Filmmakers’ zombie flick seeks online backers

Published 5:00 am Sunday, April 14, 2013

ALBANY — One way or another, the filmmakers at LB Productions in Brownsville plan to show off the results of their newly completed zombie movie, “Sick-N-Contagious.”

But Scott Smith and Debbie Jensen say it would be easier if they had the distribution money up front.

So the two executive producers created an account at Kickstarter.com, the website that helps creative producers find financial backing for their projects. They’re trying to raise $25,000 by the end of April to copy, package and market the hour-long film.

“It’s important to us, because we want to build a market and distribute this film,” Jensen said.

The company can and will copy and sell its own DVDs if necessary, she added.

However, “It just wouldn’t be as professional-looking as if we had a DVD company do it.”

Nearly 200 mid-valley residents turned out for the company’s zombie casting call in spring 2012, many of them already sporting their own bloody makeup and practicing their lurches and growls.

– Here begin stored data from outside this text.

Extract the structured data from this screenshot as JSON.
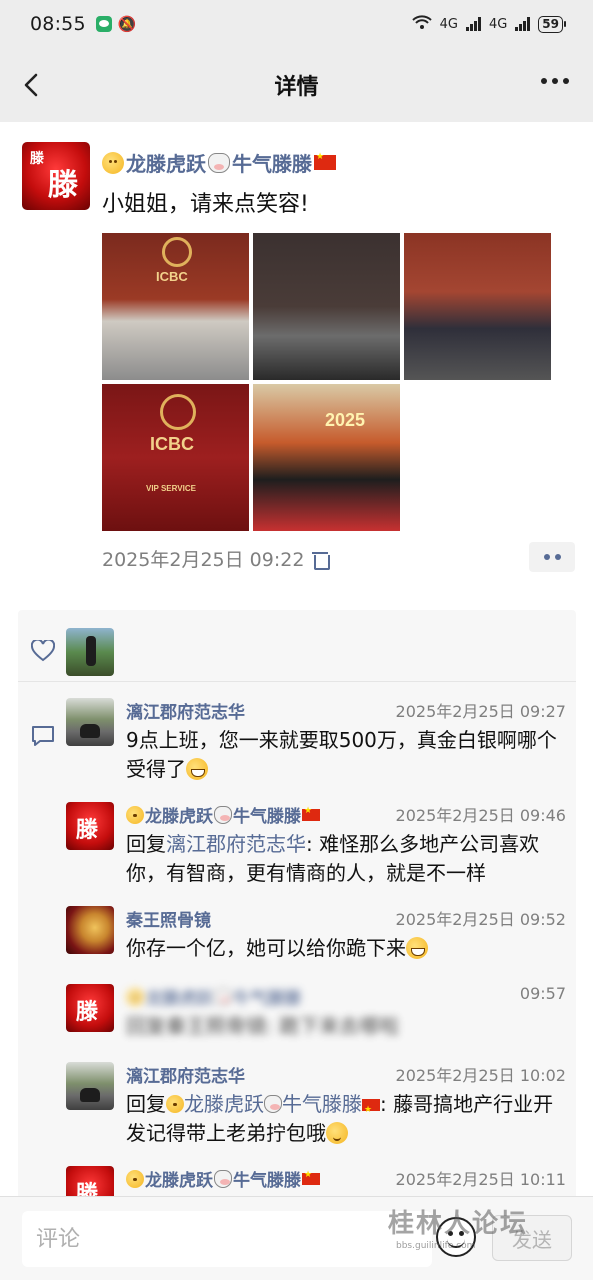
{
  "status_bar": {
    "time": "08:55",
    "network_1": "4G",
    "network_2": "4G",
    "battery": "59"
  },
  "nav": {
    "title": "详情"
  },
  "post": {
    "author": "龙滕虎跃",
    "author_suffix": "牛气滕滕",
    "text": "小姐姐，请来点笑容!",
    "photo_texts": {
      "icbc_1": "ICBC",
      "icbc_2": "ICBC",
      "vip_service": "VIP SERVICE",
      "banner_2025": "2025"
    },
    "time": "2025年2月25日 09:22"
  },
  "comments": [
    {
      "name": "漓江郡府范志华",
      "time": "2025年2月25日 09:27",
      "text": "9点上班，您一来就要取500万，真金白银啊哪个受得了"
    },
    {
      "name": "龙滕虎跃",
      "name_suffix": "牛气滕滕",
      "time": "2025年2月25日 09:46",
      "reply_prefix": "回复",
      "reply_to": "漓江郡府范志华",
      "text": ": 难怪那么多地产公司喜欢你，有智商，更有情商的人，就是不一样"
    },
    {
      "name": "秦王照骨镜",
      "time": "2025年2月25日 09:52",
      "text": "你存一个亿，她可以给你跪下来"
    },
    {
      "name": "龙滕虎跃",
      "name_suffix": "牛气滕滕",
      "time": "09:57",
      "text": "回复秦王照骨镜: 跪下来去哪啦"
    },
    {
      "name": "漓江郡府范志华",
      "time": "2025年2月25日 10:02",
      "reply_prefix": "回复",
      "reply_to": "龙滕虎跃",
      "reply_to_suffix": "牛气滕滕",
      "text": ": 藤哥搞地产行业开发记得带上老弟拧包哦"
    },
    {
      "name": "龙滕虎跃",
      "name_suffix": "牛气滕滕",
      "time": "2025年2月25日 10:11"
    }
  ],
  "bottom": {
    "placeholder": "评论",
    "send_label": "发送",
    "watermark": "桂林人论坛",
    "watermark_sub": "bbs.guilinlife.com"
  }
}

That’s how Danny Abraham, one of the film’s stars, came to be involved. One of his son’s friends called that day, he remembered.

“He said, ‘You got to get down here, the park’s full of zombies!’” Abraham said, laughing. So on a lark, he came down, too, shuffling through Pioneer Park and gurgling, “Braaains!”

It worked. One of the production crew members came up and asked the unemployed Abraham, a welder by trade, if he’d consider being one of the leads.

“Next thing I knew, I was at the head of the class,” Abraham said. “‘Come down and pick up your script!’ I didn’t know what to think. It was exciting.”

The filmmakers spent one long day filming in and around Brownsville, then had the principal characters report back over the next several months to touch up voice work and for close-ups.

All the work involved was done by volunteers, with actors and extras also doubling as makeup artists, stagehands and prop suppliers.

Smith and Jensen had hoped to be finished with the film last summer, but personnel changes, script rewrites and over-commitments by key figures plagued postproduction.

While a few tweaks still need to be made, Smith said the production essentially is finished and ready to roll.

Jensen said a grand screening is still in the plan, but that, too, takes money. She said she’s waiting to see how the Kickstarter project comes out before lining up a show.

The two dubbed the movie a “comedy-horror” picture, with plenty of blood, gore and cannibalism. Sweet Home band Project X provides the death metal soundtrack.

The plot: Something in the water has turned the residents of a handful of small farm towns into hollow-eyed, sore-studded, shambling zombies. They have an insatiable hunger for human flesh, dead or undead, and they’re not about to let a band of eight survivors out of their clutches.

The movie ends without a full resolution of the storyline, which Jensen said was deliberate.

“If we can get the funding, we would love to do a sequel,” she said.